«Posso offrirle delle libagioni per celebrare la fine della nostra narrazione condivisa?». Nei panni del Cliente – l’avversario del «mandaloriano» che dà il titolo alla serie: The Mandalorian – Werner Herzog gioca con il suo personaggio, con il se stesso nell’immaginario collettivo: il linguaggio forbito e spesso desueto, la cadenza tedesca con cui parla l’inglese, l’alone di fascino e mistero dell’uomo che ha compiuto imprese mirabolanti.

E sottolinea il suo ruolo nella storia, di apertura verso una narrazione più grande fatta di rimandi, omaggi, ricordi, allusioni che portano in primo piano il gesto stesso di raccontare, il piacere di muoversi da un genere all’altro come se fossero i tanti pianeti su cui si sposta – mai definitivamente – il protagonista, eroe western trapiantato nella galassia lontana lontana di Star Wars. E cioè l’uomo col volto perennemente coperto da un elmo futuristico – lo stesso del cacciatore di taglie della trilogia originale di Guerre stellari Boba Fett, che dava la caccia a Ian Solo – appartenente alla setta dei mandaloriani.

ANCHE MANDO – lo interpreta Pedro Pascal, ma la sua recitazione è affidata alla voce e ai gesti dato che non lo vedremo (quasi) mai in volto – come lo chiamano tutti, è un bounty hunter, e nel primo episodio il Cliente gli affida un’impresa sinora mai riuscita a nessuno: portargli una creatura misteriosa, di cui si sa solo l’età (50 anni) e il pianeta su cui viene tenuto nascosto.

È quello che tutti hanno subito soprannominato Baby Yoda – poiché appartiene alla stessa «razza» del personaggio al quale nella trilogia originale prestava la voce Frank Oz – ma che nella serie viene chiamato solo The Child, il bambino – di cui ha l’aspetto e il temperamento nonostante l’età. È lui il motivo per cui Mando rinnega la sua missione, contravvenendo alle regole della gilda dei cacciatori di taglie, e mettendo a rischio la propria vita per salvarlo dai tantissimi che gli danno la caccia.

ED È ANCORA lui – un pupazzo animato meccanicamente e non in computer grafica – il successo più grande della serie, di cui ha parlato in una recente intervista con il «New York Times» lo stesso Herzog: «È un fenomenale traguardo della scultura meccanica. Quando l’ho visto era straordinariamente convincente, unico. Poi i produttori hanno cominciato a discutere l’idea di farne una versione interamente digitale, con lo schermo verde. Gli ho detto che sarebbe stata una scelta codarda. ’Siete dei pionieri, mostrate al mondo cosa siete in grado di fare’».

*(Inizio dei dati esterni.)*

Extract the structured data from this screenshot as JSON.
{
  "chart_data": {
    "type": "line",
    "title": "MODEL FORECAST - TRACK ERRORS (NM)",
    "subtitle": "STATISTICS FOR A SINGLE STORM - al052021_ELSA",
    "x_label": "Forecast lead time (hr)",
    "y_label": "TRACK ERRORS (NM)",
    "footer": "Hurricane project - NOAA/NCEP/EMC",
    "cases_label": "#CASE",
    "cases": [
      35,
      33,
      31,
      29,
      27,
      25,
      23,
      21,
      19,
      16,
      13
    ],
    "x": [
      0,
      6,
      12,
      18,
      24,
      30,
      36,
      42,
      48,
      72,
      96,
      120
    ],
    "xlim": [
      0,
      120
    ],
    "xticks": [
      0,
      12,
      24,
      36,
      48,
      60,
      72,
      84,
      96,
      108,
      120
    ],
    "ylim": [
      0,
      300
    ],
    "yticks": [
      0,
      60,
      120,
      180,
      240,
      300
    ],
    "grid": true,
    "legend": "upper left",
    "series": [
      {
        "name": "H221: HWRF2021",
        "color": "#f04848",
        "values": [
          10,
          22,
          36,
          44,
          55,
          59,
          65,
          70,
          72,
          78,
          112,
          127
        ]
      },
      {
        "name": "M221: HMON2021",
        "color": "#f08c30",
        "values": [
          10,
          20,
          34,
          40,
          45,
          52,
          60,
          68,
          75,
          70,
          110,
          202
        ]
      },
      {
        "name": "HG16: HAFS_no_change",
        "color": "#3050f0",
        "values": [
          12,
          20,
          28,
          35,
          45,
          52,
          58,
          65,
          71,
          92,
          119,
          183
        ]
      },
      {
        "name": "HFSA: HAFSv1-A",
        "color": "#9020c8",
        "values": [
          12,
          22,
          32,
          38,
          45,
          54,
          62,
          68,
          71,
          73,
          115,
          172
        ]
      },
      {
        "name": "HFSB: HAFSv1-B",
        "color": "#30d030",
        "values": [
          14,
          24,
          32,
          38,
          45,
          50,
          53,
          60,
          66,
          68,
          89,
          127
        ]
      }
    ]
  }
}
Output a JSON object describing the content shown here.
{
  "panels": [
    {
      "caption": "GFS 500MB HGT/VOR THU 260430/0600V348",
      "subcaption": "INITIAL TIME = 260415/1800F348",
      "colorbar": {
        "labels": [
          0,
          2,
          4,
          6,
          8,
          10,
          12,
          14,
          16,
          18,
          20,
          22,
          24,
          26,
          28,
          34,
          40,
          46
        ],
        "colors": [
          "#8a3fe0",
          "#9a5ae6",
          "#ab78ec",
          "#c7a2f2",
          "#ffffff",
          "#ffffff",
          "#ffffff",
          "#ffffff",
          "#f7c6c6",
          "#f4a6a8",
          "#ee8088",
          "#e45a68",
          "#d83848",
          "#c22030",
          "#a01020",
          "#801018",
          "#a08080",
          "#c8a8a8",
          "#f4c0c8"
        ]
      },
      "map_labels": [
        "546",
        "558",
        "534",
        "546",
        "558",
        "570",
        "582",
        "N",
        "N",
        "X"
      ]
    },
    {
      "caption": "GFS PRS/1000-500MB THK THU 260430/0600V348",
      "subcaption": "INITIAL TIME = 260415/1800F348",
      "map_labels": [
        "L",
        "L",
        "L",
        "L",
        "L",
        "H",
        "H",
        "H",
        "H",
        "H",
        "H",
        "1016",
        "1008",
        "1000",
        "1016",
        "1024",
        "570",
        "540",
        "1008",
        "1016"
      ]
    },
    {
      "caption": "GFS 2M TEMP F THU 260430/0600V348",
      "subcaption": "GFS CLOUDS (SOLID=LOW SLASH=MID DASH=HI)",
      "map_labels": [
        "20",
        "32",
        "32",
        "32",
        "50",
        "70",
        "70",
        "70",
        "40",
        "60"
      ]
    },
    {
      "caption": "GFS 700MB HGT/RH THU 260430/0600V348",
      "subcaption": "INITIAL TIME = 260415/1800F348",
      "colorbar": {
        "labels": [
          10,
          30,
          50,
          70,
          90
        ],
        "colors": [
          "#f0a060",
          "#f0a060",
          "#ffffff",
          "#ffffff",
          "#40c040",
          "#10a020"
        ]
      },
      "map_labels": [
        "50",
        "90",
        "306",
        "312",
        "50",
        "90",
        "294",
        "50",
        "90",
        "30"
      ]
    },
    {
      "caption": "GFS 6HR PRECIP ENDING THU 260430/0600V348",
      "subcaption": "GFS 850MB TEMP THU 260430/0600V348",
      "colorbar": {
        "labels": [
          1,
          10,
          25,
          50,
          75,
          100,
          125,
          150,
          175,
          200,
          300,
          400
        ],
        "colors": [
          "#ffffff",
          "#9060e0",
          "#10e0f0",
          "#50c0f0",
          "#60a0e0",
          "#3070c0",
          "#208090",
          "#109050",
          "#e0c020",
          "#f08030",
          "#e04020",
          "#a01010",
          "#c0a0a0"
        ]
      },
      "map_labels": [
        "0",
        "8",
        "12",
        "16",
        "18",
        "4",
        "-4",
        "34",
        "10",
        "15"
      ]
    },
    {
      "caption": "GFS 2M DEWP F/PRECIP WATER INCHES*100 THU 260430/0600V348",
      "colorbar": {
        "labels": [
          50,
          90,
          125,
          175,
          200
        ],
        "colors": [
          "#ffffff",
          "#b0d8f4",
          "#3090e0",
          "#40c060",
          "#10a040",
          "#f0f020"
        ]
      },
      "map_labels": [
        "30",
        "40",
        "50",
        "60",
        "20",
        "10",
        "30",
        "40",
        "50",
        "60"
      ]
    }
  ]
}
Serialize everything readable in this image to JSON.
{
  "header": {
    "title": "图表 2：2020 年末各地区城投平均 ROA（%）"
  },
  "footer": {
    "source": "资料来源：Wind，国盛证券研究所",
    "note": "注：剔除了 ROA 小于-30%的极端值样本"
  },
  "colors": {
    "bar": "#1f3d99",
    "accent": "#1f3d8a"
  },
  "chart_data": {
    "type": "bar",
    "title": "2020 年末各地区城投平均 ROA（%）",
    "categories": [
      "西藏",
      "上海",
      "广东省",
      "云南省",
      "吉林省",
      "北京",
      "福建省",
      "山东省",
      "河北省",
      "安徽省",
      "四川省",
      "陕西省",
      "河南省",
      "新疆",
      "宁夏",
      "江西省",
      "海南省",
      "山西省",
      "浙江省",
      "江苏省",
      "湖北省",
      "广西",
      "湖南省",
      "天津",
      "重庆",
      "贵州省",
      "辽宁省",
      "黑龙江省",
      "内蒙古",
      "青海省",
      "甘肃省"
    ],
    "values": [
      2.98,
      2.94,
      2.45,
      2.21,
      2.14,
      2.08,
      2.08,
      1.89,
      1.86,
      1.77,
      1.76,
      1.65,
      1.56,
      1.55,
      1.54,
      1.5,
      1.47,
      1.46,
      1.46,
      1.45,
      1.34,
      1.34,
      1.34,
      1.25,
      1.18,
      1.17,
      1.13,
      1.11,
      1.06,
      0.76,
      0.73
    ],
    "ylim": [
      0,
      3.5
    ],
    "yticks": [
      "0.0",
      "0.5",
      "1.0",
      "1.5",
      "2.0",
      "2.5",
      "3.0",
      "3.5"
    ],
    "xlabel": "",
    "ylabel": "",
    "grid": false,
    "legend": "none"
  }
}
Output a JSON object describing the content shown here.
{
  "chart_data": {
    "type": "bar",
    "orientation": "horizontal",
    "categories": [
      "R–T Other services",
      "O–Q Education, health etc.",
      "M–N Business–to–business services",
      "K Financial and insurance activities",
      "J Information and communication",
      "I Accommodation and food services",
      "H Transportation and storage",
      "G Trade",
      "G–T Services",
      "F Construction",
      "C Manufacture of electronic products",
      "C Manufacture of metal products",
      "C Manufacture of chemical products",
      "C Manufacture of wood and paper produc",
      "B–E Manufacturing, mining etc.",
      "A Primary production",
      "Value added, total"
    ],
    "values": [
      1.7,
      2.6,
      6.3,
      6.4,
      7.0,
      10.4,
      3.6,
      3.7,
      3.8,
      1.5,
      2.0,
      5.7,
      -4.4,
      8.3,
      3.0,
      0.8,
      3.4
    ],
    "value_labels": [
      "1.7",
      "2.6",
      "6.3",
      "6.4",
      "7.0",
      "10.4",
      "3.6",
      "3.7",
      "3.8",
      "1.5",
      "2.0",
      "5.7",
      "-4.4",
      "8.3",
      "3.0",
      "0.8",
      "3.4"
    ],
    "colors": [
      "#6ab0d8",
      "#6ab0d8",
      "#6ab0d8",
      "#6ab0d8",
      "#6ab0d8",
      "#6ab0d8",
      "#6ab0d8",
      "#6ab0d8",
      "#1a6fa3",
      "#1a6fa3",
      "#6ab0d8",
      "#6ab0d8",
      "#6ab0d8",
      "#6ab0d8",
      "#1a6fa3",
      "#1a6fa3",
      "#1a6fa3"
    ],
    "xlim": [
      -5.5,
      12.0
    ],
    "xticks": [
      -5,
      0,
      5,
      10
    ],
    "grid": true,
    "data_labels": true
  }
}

The Mandalorian è la serie con cui Disney ha lanciato la propria piattaforma (giunta in Italia il 23 marzo): Disney +, di cui è il prodotto originale «di punta», realizzato infatti dallo stesso team (fra cui la produttrice Kathleen Kennedy) che cura la saga cinematografica di Star Wars e sviluppato da Jon Favreau (regista fra gli altri di Iron Man). Con il vantaggio, rispetto alla trilogia sequel, di potersi muovere con maggiore libertà rispetto alle aspettative dei fan – o a quelle che vengono interpretate come tali dai calcoli produttivi più simili ad algoritmi che a storie.

Rispetto alla debacle dell’Ascesa di Skywalker, The Mandalorian si muove infatti libero in territori inesplorati e allo stesso tempo familiari – pullulanti di razze aliene e pianeti provenienti dalla saga di Lucas – portando all’estremo l’ispirazione western di Guerre stellari e collocandosi temporalmente fra la fine della trilogia originale e l’inizio della nuova, in un tempo in cui dalle ceneri del malvagio Impero si sta costituendo il Primo ordine. Ma questi collegamenti alla storia principale sono appena accennati, mentre nel suo infinito vagabondare nella galassia il Mandalorian passa da un’avventura all’altra, eroe riluttante che passa dalla difesa di un villaggio di contadini minacciati da predoni, come nei Sette samurai, alla fuga da un’astronave simile a quella di Alien dove è stato intrappolato con l’inganno.

«THE MANDALORIAN», «creatura» seriale inserita in un labirinto di riferimenti, si affaccia infatti su un universo espanso che non è più solo quello sterminato di Star Wars ma ingloba – furbescamente e magnificamente – anche la cultura pop ad esso estranea, ad esempio nella scelta di Giancarlo Esposito (il temibile Gus Fring di Breaking Bad) come nemico finale nell’ultimo episodio girato da Taika Waititi – che interpreta anche il droide Ig-11. Una narrazione condivisa appunto, costruita sul piacere di raccontare in una galassia lontana dove ogni storia è possibile.